Andrea Huber welcomes the UN Principles and Guidelines on Access to Legal Aid in Criminal Justice Systems and their recognition that special measures are needed to ensure legal aid for women, but says that they are just a first step to ensuring that women do not face disadvantage because of their gender at any stage of the criminal justice system.
The UN Principles and Guidelines are the very first set of standards that explicitly encourage special measures to ensure meaningful access to legal aid for women – they do so in Principles 10 and 13 and in Guideline 9. These explicit provisions are hugely important as for many women access to legal aid is not a reality.
Women suspects and defendants face a number of specific challenges in accessing justice.
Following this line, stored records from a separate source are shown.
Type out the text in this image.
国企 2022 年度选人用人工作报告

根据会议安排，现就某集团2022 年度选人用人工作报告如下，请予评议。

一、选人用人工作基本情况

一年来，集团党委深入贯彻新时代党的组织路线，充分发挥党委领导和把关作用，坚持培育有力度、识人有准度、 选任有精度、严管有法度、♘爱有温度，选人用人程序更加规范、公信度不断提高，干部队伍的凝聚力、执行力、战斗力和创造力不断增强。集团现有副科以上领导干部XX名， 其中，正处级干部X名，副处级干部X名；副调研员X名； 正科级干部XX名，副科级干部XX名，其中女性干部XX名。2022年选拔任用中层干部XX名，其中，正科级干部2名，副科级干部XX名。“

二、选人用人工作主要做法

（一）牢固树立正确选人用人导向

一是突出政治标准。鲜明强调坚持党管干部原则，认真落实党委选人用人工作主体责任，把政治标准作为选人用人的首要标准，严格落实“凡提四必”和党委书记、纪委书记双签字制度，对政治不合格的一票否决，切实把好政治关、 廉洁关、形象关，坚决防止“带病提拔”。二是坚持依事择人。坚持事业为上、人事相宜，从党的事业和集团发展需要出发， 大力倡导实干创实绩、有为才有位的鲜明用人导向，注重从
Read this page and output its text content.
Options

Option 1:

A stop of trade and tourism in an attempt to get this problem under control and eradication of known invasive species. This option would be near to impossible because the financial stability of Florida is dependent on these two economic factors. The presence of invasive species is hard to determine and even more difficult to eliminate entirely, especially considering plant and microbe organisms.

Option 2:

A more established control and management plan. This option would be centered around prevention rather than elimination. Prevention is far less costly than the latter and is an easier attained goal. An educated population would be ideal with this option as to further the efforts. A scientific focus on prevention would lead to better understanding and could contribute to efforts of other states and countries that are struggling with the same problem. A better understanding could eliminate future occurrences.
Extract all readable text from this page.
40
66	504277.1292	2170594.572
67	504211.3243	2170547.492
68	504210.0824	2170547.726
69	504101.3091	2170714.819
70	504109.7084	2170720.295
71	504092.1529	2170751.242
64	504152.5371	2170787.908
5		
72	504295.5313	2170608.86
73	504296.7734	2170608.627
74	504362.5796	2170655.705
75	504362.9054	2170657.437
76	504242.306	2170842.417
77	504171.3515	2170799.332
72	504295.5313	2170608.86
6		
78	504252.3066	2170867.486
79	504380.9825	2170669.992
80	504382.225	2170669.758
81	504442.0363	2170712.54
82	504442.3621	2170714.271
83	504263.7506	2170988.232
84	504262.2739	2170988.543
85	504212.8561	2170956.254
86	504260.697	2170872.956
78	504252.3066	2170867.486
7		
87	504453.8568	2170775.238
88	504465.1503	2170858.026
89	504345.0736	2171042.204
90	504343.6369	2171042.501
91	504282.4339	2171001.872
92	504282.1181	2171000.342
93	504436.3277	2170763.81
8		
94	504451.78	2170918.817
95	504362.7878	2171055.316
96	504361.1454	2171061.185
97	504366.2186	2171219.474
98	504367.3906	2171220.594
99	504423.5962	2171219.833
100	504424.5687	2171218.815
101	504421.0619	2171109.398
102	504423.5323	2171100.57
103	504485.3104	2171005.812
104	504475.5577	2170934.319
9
They often depend on male family members to pay legal costs, whether for legal representation, or for fines or bail. Eligibility criteria for legal aid schemes may discriminate against women if means tests are based on family or household income, which they may not have access to. Women subjected to so-called ‘protective custody’ – to ‘protect’ them from the risk of becoming the victim of an honour crime – may also find themselves excluded.
Access to non-custodial alternatives to imprisonment often depends on having legal representation as well. Most legal systems are complex and require written motions, for example, to apply for bail, diversion or mediation. Without a lawyer to apply on their behalf, women are therefore even more likely to get a prison sentence.
Women who do have legal representation however it is funded, may still find themselves disadvantaged by the lack of awareness among lawyers and courts about the gender-specific circumstances in which many women come in conflict with the law.
The 2010 UN Bangkok Rules – a key international standard in this regard – state that “courts shall have the power to consider mitigating factors such as lack of criminal history and relative non-severity and nature of the criminal conduct, in the light of women’s caretaking responsibilities and backgrounds.” However, in practice these mitigating factors are not always pleaded by lawyers or considered by judges.
Counsels should take forward, for example, a history of violence, including domestic and sexual violence. Research has shown that women accused or convicted of offences such as assault, manslaughter or murder, have often experienced domestic and sexual abuse and frequently cite this as the direct cause and motivation for their offence.
Women who are abused tend not to react immediately, which seems to be why self-defence is often not considered relevant. This notion should be challenged, and – where relevant – evidence of prior abuse should be taken up by lawyers, and test cases should be brought before higher courts.
Courts should also consider the impact of prison sentences on a woman’s children, a factor which is often overlooked. However, the relevance of primary caretaking responsibilities has now begun to be reflected in jurisprudence. For example in a landmark ruling in 2007, the South African Constitutional Court suspended the sentence of a mother of three, reasoning that her children would suffer loss of their source of maternal and emotional support, loss of their home and familiar neighbourhood, disruption in school routines including problems in transporting to and from school, separation from siblings, and that it would impact negatively on their development.
It is also important for legal representatives to understand the motivations and causes of women’s offending.
Research indicates, for example, that women may be sent to prison for offences committed in response to coercion by abusive partners. Sometimes called the ‘girlfriend problem’, women may also be caught up in the offences committed by their significant other, participating in crimes either in a limited way, or unknowingly.
This is particularly true of the ‘war against drugs’, one of the biggest factors why the rate of imprisonment for women is increasing faster than for men. Research in Argentina, for example, showed that women’s primary role in drug trafficking is that of a mule, which makes them easy targets for drug enforcement authorities.
The UN Principles and Guidelines are of course a crucial step forward in addressing these inequalities. But are they enough?
The Principles are by their nature generic and we need concrete guidance to define what a gender-sensitive legal aid system actually means.
There is also a question of scope. Do they, for example, apply to the many women who are subject to ‘protective detention’? These women have not committed a criminal offence or been subject to a criminal charge, yet in the countries it is practiced it takes place within the criminal justice system.
Finally, the Principles and Guidelines call for “active steps to ensure that, where possible, female lawyers are available to represent female defendants, accused and victims”. This has many advantages, for example in cultures where women are not used to or comfortable having confidential conversations with men. It may also make it easier for women to reveal sexual abuse.
However, in many legal systems male actors have a superior status, acceptance and respect vis-à-vis prosecutors, judges and juries. In such an environment – and I am being provocative on purpose here – are we doing women any favours by automatically teaming them up with female lawyers? A question to think about.
This blog was adapted from a presentation at the International Conference on Access to Legal Aid in Criminal Justice Systems, hosted by the South African Department of Justice, UNDP, UNODC, the International Legal Foundation and Legal Aid South Africa in Johannesburg, 24-26 June 2014. The conference was attended by 250 participants from 67 countries.